For the past few days, I've been doing more research on recent data breaches, especially including types of breaches and numbers affected. One number keeps coming up in the media: 88 million. In many cases, "88 million" is described as the number of compromised records. In other cases, it is described as "Americans" or "people":
http://www.first.org/newsroom/globalsecurity/32460.html (Americans)
http://biz.yahoo.com/bizwk/060623/b3991041.html (Americans)
http://www.computerworld.com/action/article.do?command=viewArticleBasic&articleId=9001282 (records)
http://www.internetnews.com/security/article.php/3615461 (people)

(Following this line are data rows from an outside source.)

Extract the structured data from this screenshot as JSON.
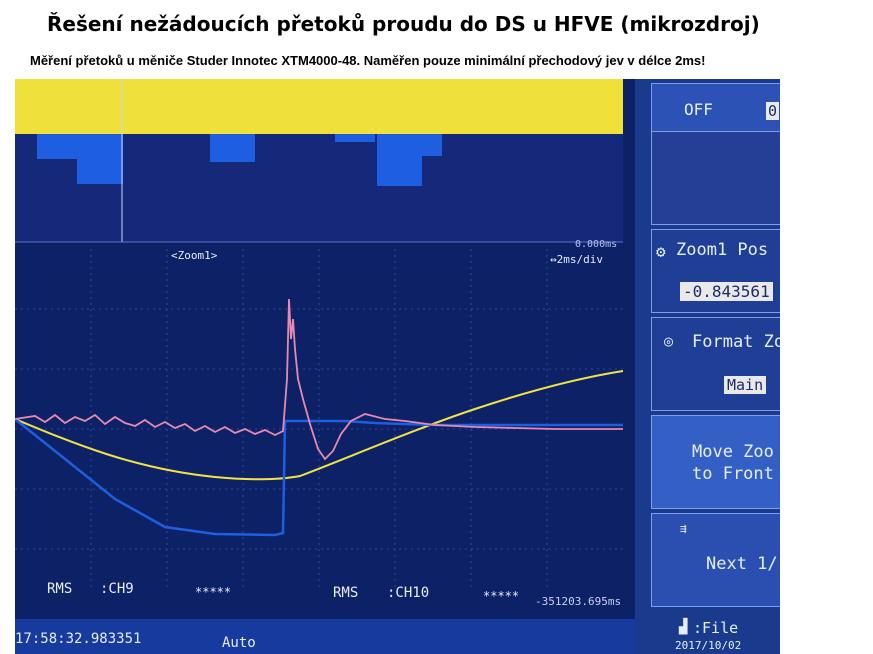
{
  "slide": {
    "title": "Řešení nežádoucích přetoků proudu do DS u HFVE (mikrozdroj)",
    "subtitle": "Měření přetoků u měniče Studer Innotec XTM4000-48. Naměřen pouze minimální přechodový jev v délce 2ms!"
  },
  "scope": {
    "zoom_label": "<Zoom1>",
    "time_offset": "0.000ms",
    "time_div": "↔2ms/div",
    "meas": [
      {
        "label": "RMS",
        "channel": ":CH9",
        "value": "*****"
      },
      {
        "label": "RMS",
        "channel": ":CH10",
        "value": "*****"
      }
    ],
    "cursor_readout": "-351203.695ms",
    "timestamp": "17:58:32.983351",
    "trigger_mode": "Auto",
    "file_label": "File",
    "date": "2017/10/02"
  },
  "side_menu": {
    "off_label": "OFF",
    "off_value": "0",
    "zoom_pos_label": "Zoom1 Pos",
    "zoom_pos_value": "-0.843561",
    "format_label": "Format Zo",
    "format_value": "Main",
    "move_label_1": "Move Zoo",
    "move_label_2": "to Front",
    "next_label": "Next 1/"
  },
  "colors": {
    "pink_trace": "#e88ab0",
    "yellow_trace": "#f2e24a",
    "blue_trace": "#1d5fe0",
    "screen_bg": "#0d2166"
  }
}
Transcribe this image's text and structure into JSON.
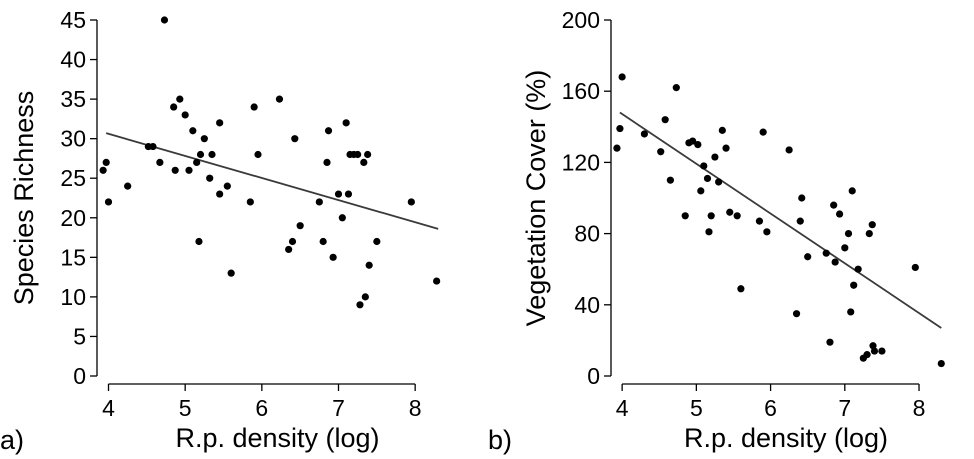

We know that the number 88,000,000 or so has been calculated by adding the number of total people affected from all listed breaches since Choicepoint in February 2005. Looking at this total though, it seems to me that the number is inflated due to the fact that it appears to represent unique individuals. The VA breach really caused me to take a better look at the situation and rework some of the numbers.
In this situation, all numbers are estimates and examples are hypothetical. Let's use 26.5 million as the estimated number of people affected in the VA breach. Because the total U.S. population is approaching 300 million, 26.5 million would represent one out of every eleven U.S. citizens, or roughly nine percent. For rounding purposes, let's say about ten percent of U.S. citizens were affected by the VA breach.
88,000,000 total
minus
26,500,000 VA
----------------
61,500,000 non-VA breached
Assuming ten percent of the U.S. population has been in the military based on the VA numbers, it would be safe to estimate that about 6.15 million former vets were involved in all other breaches. Those 6.15 million would be duplicated in the VA total, so should be subtracted from the overall total, which would then equal about 81.85 million.
But what about other duplicates? I'm sure many people were affected by more than one breach. Those with records in the Choicepoint incident may likely have been affected by the LexisNexis breach. Someone with an Ameriprise account may have been cared for by Providence Home Services. It probably goes on and on to the point that the *unique* number of people affected will probably never be accurately determined. I can understand saying 88 million "records" have been breached, but if we're judging by records and not individuals, then Acxiom would have been the worst breach of all time:
http://attrition.org/errata/dataloss/2003/12/acxiom05.html
More than a billion records.. but how many individuals? Did each individual have ten records per listing in Acxiom's database? Fifty? A hundred? Did Acxiom really have the records of one-sixth of the world's population in a database? Did the media bother to make this distinction, or just use the number "one billion" for shock value without digging to find the facts?
I honestly believe that the media either is using the wrong terminology when referring to "number affected" or doesn't understand the complexity of quantitatively analyzing how many people are truely affected by data breaches. This may be a point for us all to consider when using overall "totals" as a statistic in the media. While the number of individual records, Americans, or people *per incident* may be relatively accurate, 88 million "people" or "Americans" seems high, and it should be the media's responsibility to make this distinction.